Dabei beschleunigenTrends auf der Technologie- wie auch auf der Business-Seite die Digitalisierung der Geschäftswelt. Mobile Geräte, die permanenten Zugriff auf alle im Internet verfügbaren Informationen bieten, neue Möglichkeiten, immense Datenmengen über Big Data-Technologien und In-Memory Computing zu beherrschen und Maschine-zu-Maschine-Kommunikation, die das Internet der Dinge in alle Lebensbereiche bringt, ermöglichen vollkommen neue Geschäftsmodelle.
Intelligente Maschinen, industrialisierte Services sowie die Ausbreitung von Cloud-Technologien und 3D-Druckverfahren, werden die Kosten für Geschäfts- und IT-Prozesse und damit für die angebotenen Produkte und Services in den Industrien drastisch verringern.

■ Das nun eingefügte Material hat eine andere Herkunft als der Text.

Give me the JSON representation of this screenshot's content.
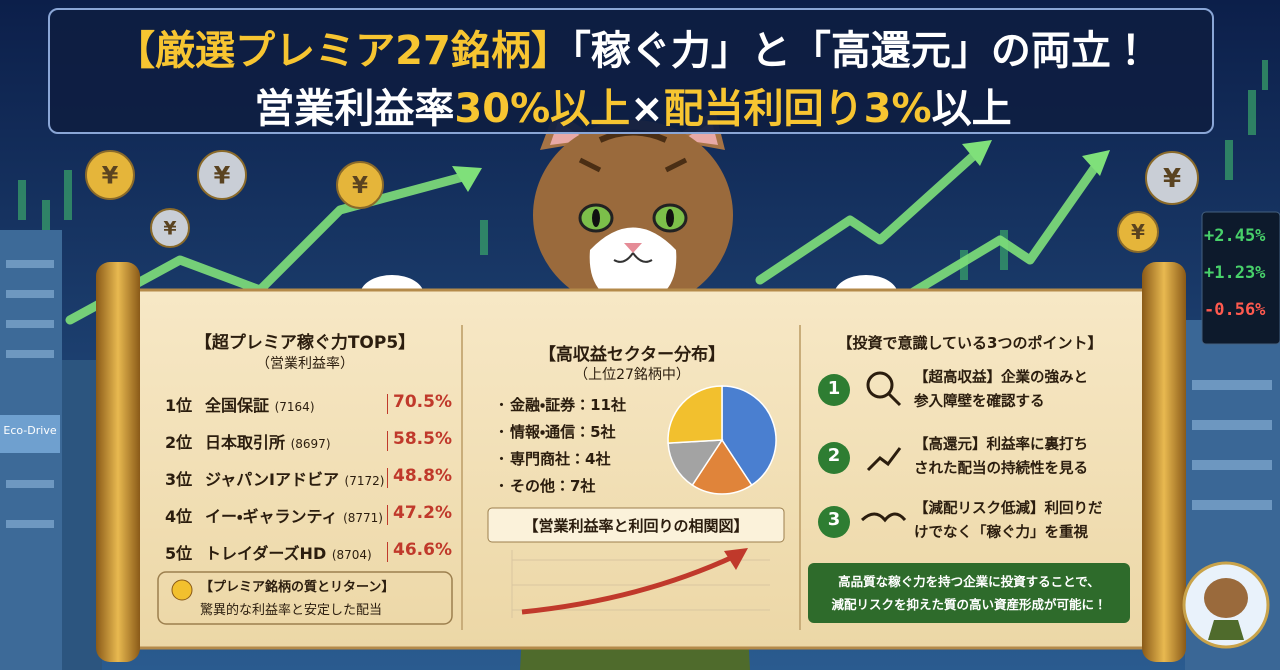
{
  "title": {
    "line1": [
      "【厳選プレミア27銘柄】",
      "「稼ぐ力」と「高還元」の両立！"
    ],
    "line2": [
      "営業利益率",
      "30%以上",
      "×",
      "配当利回り3%",
      "以上"
    ]
  },
  "coin_symbol": "¥",
  "ticker": [
    "+2.45%",
    "+1.23%",
    "-0.56%"
  ],
  "sign": "Eco-Drive",
  "top5": {
    "title": "【超プレミア稼ぐ力TOP5】",
    "subtitle": "（営業利益率）",
    "rows": [
      {
        "rank": "1位",
        "name": "全国保証",
        "code": "(7164)",
        "rate": "70.5%"
      },
      {
        "rank": "2位",
        "name": "日本取引所",
        "code": "(8697)",
        "rate": "58.5%"
      },
      {
        "rank": "3位",
        "name": "ジャパンIアドビア",
        "code": "(7172)",
        "rate": "48.8%"
      },
      {
        "rank": "4位",
        "name": "イー・ギャランティ",
        "code": "(8771)",
        "rate": "47.2%"
      },
      {
        "rank": "5位",
        "name": "トレイダーズHD",
        "code": "(8704)",
        "rate": "46.6%"
      }
    ],
    "note": {
      "title": "【プレミア銘柄の質とリターン】",
      "text": "驚異的な利益率と安定した配当"
    }
  },
  "sectors": {
    "title": "【高収益セクター分布】",
    "subtitle": "（上位27銘柄中）",
    "items": [
      {
        "label": "金融・証券：11社",
        "value": 11,
        "color": "#4a7fd0"
      },
      {
        "label": "情報・通信：5社",
        "value": 5,
        "color": "#e0843a"
      },
      {
        "label": "専門商社：4社",
        "value": 4,
        "color": "#a3a3a3"
      },
      {
        "label": "その他：7社",
        "value": 7,
        "color": "#f2c02e"
      }
    ],
    "chart_caption": "【営業利益率と利回りの相関図】"
  },
  "points": {
    "title": "【投資で意識している3つのポイント】",
    "items": [
      {
        "num": "1",
        "lines": [
          "【超高収益】企業の強みと",
          "参入障壁を確認する"
        ]
      },
      {
        "num": "2",
        "lines": [
          "【高還元】利益率に裏打ち",
          "された配当の持続性を見る"
        ]
      },
      {
        "num": "3",
        "lines": [
          "【減配リスク低減】利回りだ",
          "けでなく「稼ぐ力」を重視"
        ]
      }
    ],
    "footer": [
      "高品質な稼ぐ力を持つ企業に投資することで、",
      "減配リスクを抑えた質の高い資産形成が可能に！"
    ]
  }
}
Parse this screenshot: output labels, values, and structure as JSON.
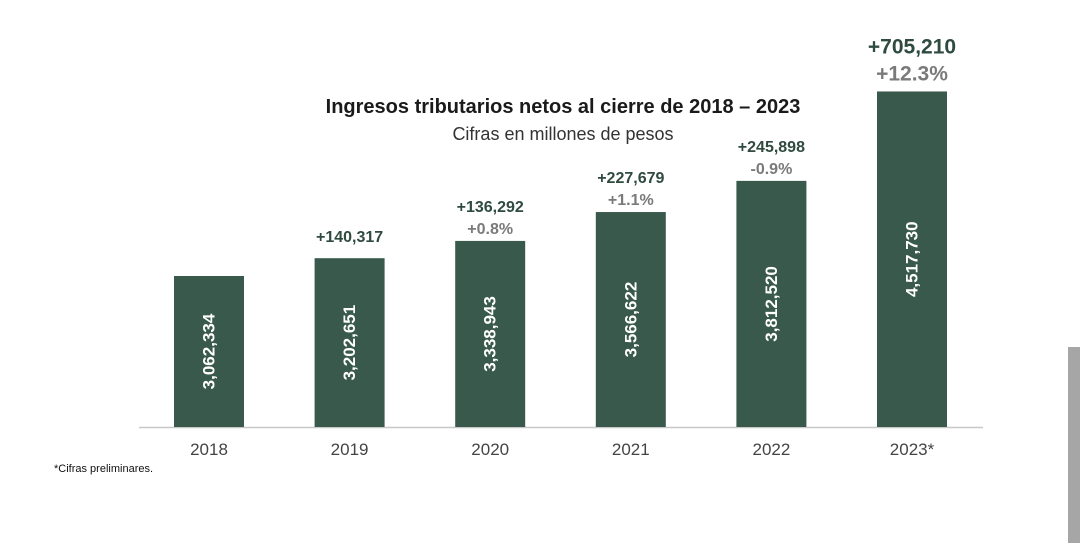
{
  "colors": {
    "bar": "#38594b",
    "increase_text": "#2f4a3f",
    "pct_text": "#7a7a7a",
    "axis": "#c8c8c8",
    "bar_value_text": "#ffffff"
  },
  "chart_data": {
    "type": "bar",
    "title": "Ingresos tributarios netos al cierre de 2018 – 2023",
    "subtitle": "Cifras en millones de pesos",
    "categories": [
      "2018",
      "2019",
      "2020",
      "2021",
      "2022",
      "2023*"
    ],
    "values": [
      3062334,
      3202651,
      3338943,
      3566622,
      3812520,
      4517730
    ],
    "value_labels": [
      "3,062,334",
      "3,202,651",
      "3,338,943",
      "3,566,622",
      "3,812,520",
      "4,517,730"
    ],
    "change_labels": [
      "",
      "+140,317",
      "+136,292",
      "+227,679",
      "+245,898",
      "+705,210"
    ],
    "pct_labels": [
      "",
      "",
      "+0.8%",
      "+1.1%",
      "-0.9%",
      "+12.3%"
    ],
    "footnote": "*Cifras preliminares."
  }
}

Zusätzlich verändert sich durch die Digitalisierung die Wettbewerbslandschaft in einer noch nie dagewesenen Geschwindigkeit. Die Kundenerwartungen sind massiv gestiegen und gleichzeitig hat sich die Verhandlungsmacht durch die hohe Markttransparenz des Internets über Leistungen, Qualität und Preise deutlich zu Gunsten der Kunden verlagert. Die Kunden sind durch die vorhandenen Technologien jederzeit erreichbar, stets online und gewillt, mit anderen Konsumenten und Unternehmen zu interagieren und zu teilen - seien es physische Waren oder Informationen. Sie suchen den für sich passenden Vertriebs- und Kommunikationskanal beziehungsweise fordern entlang der "Customer Journey" ein kanalübergreifendes Einkaufserlebnis.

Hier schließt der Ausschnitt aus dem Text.